Recycled Franciscan detritus has been confirmed in the Franciscan Complex west of the Salinian block in the California Coast Ranges. A mass of Late Cretaceous sandstone and conglomerate-breccia, the Las Tablas unit, locally contains blocky clasts of Franciscan greenstone, chert, ultramafic rocks, glaucophane-lawsonite schist, and graywacke, together with larger amounts of non-Franciscan material. The Las Tablas unit is enveloped in a Franciscan tectonic mélange, and it contains metamorphic pumpellyite, suggesting the probable onset of blueschist-facies metamorphism.

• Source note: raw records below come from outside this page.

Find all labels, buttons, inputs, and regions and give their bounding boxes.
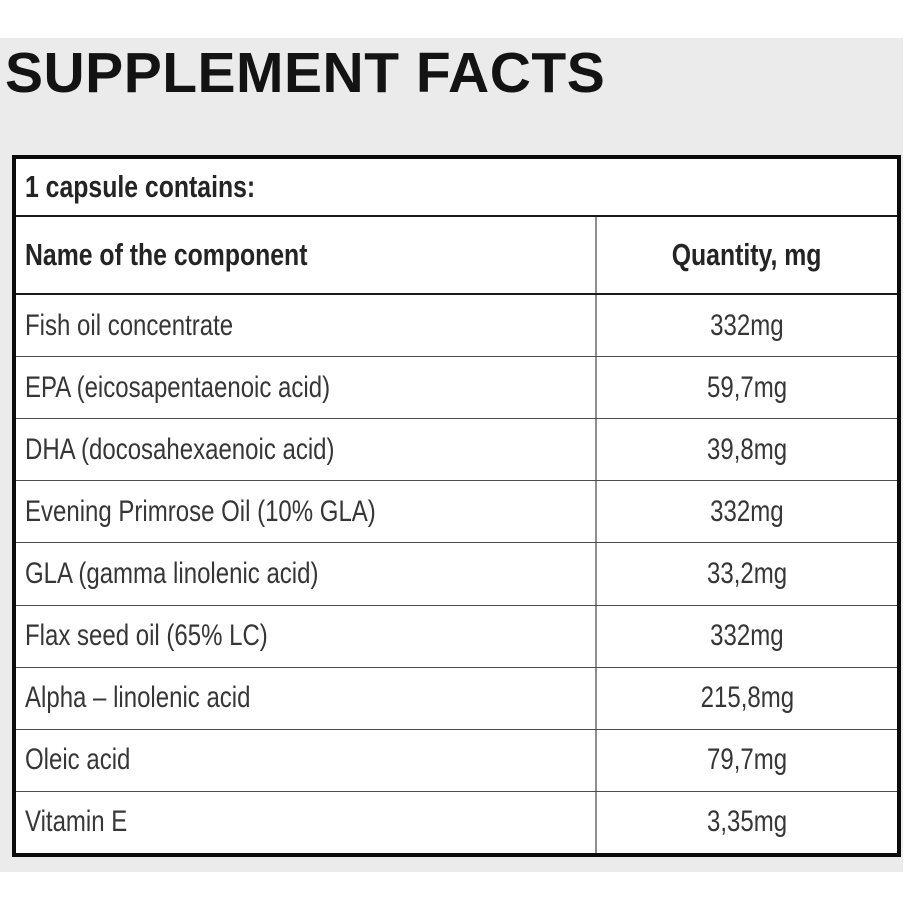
table-row: Evening Primrose Oil (10% GLA) 332mg (16, 481, 897, 544)
header-cell-name: Name of the component (16, 217, 597, 293)
component-name: EPA (eicosapentaenoic acid) (25, 370, 331, 404)
component-quantity: 59,7mg (706, 370, 788, 404)
component-name-cell: DHA (docosahexaenoic acid) (16, 419, 597, 481)
table-row: Vitamin E 3,35mg (16, 791, 897, 853)
table-caption-row: 1 capsule contains: (16, 159, 897, 217)
component-name-cell: Fish oil concentrate (16, 295, 597, 357)
table-row: GLA (gamma linolenic acid) 33,2mg (16, 543, 897, 606)
component-quantity: 3,35mg (706, 805, 788, 839)
header-cell-quantity: Quantity, mg (597, 217, 897, 293)
table-row: EPA (eicosapentaenoic acid) 59,7mg (16, 357, 897, 420)
component-name: DHA (docosahexaenoic acid) (25, 432, 335, 466)
component-quantity: 332mg (710, 619, 784, 653)
column-header-quantity: Quantity, mg (672, 237, 822, 272)
component-name: Fish oil concentrate (25, 308, 234, 342)
component-quantity-cell: 59,7mg (597, 357, 897, 418)
component-quantity: 215,8mg (700, 681, 794, 715)
table-row: Alpha – linolenic acid 215,8mg (16, 667, 897, 730)
component-name: Alpha – linolenic acid (25, 681, 251, 715)
table-row: Flax seed oil (65% LC) 332mg (16, 605, 897, 668)
capsule-contains-label: 1 capsule contains: (25, 169, 256, 204)
component-name-cell: Vitamin E (16, 791, 597, 853)
component-quantity: 39,8mg (706, 432, 788, 466)
component-name: Flax seed oil (65% LC) (25, 619, 268, 653)
component-quantity-cell: 79,7mg (597, 730, 897, 791)
table-row: Fish oil concentrate 332mg (16, 295, 897, 358)
component-quantity-cell: 332mg (597, 481, 897, 542)
component-name: Evening Primrose Oil (10% GLA) (25, 494, 376, 528)
component-quantity-cell: 215,8mg (597, 668, 897, 729)
component-name-cell: Flax seed oil (65% LC) (16, 605, 597, 667)
component-quantity-cell: 332mg (597, 295, 897, 356)
component-name: GLA (gamma linolenic acid) (25, 556, 319, 590)
component-quantity-cell: 332mg (597, 606, 897, 667)
component-quantity-cell: 39,8mg (597, 419, 897, 480)
component-quantity: 33,2mg (706, 556, 788, 590)
component-name-cell: EPA (eicosapentaenoic acid) (16, 357, 597, 419)
component-name: Oleic acid (25, 743, 131, 777)
component-quantity-cell: 33,2mg (597, 543, 897, 604)
supplement-facts-table: 1 capsule contains: Name of the componen… (12, 155, 901, 857)
component-name-cell: Alpha – linolenic acid (16, 667, 597, 729)
column-header-component: Name of the component (25, 237, 308, 272)
component-quantity: 79,7mg (706, 743, 788, 777)
component-name-cell: Oleic acid (16, 729, 597, 791)
component-quantity-cell: 3,35mg (597, 792, 897, 853)
page-title: SUPPLEMENT FACTS (5, 41, 606, 105)
component-name-cell: Evening Primrose Oil (10% GLA) (16, 481, 597, 543)
table-row: Oleic acid 79,7mg (16, 729, 897, 792)
component-quantity: 332mg (710, 308, 784, 342)
table-row: DHA (docosahexaenoic acid) 39,8mg (16, 419, 897, 482)
component-quantity: 332mg (710, 494, 784, 528)
component-name: Vitamin E (25, 805, 128, 839)
table-header-row: Name of the component Quantity, mg (16, 217, 897, 295)
component-name-cell: GLA (gamma linolenic acid) (16, 543, 597, 605)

The Franciscan clasts in the Las Tablas unit represent former components of an early mélange related to subduction. The heterogeneous mélange accumulated as an elongate pile of “scrapings” along the inner wall of a trench. During Late Cretaceous time, submarine debris flows of Franciscan mélange material were shed from the pile into the trench, arc-trench gap, or smaller intervening basins to form the Las Tablas conglomerate-breccia. Eventually the Las Tablas unit was “cannibalized” by continued subduction. The unit was technically engulfed in a Late Cretaceous or early Tertiary neo-Franciscan mélange and was carried to a depth sufficient to induce the development of pumpellyite.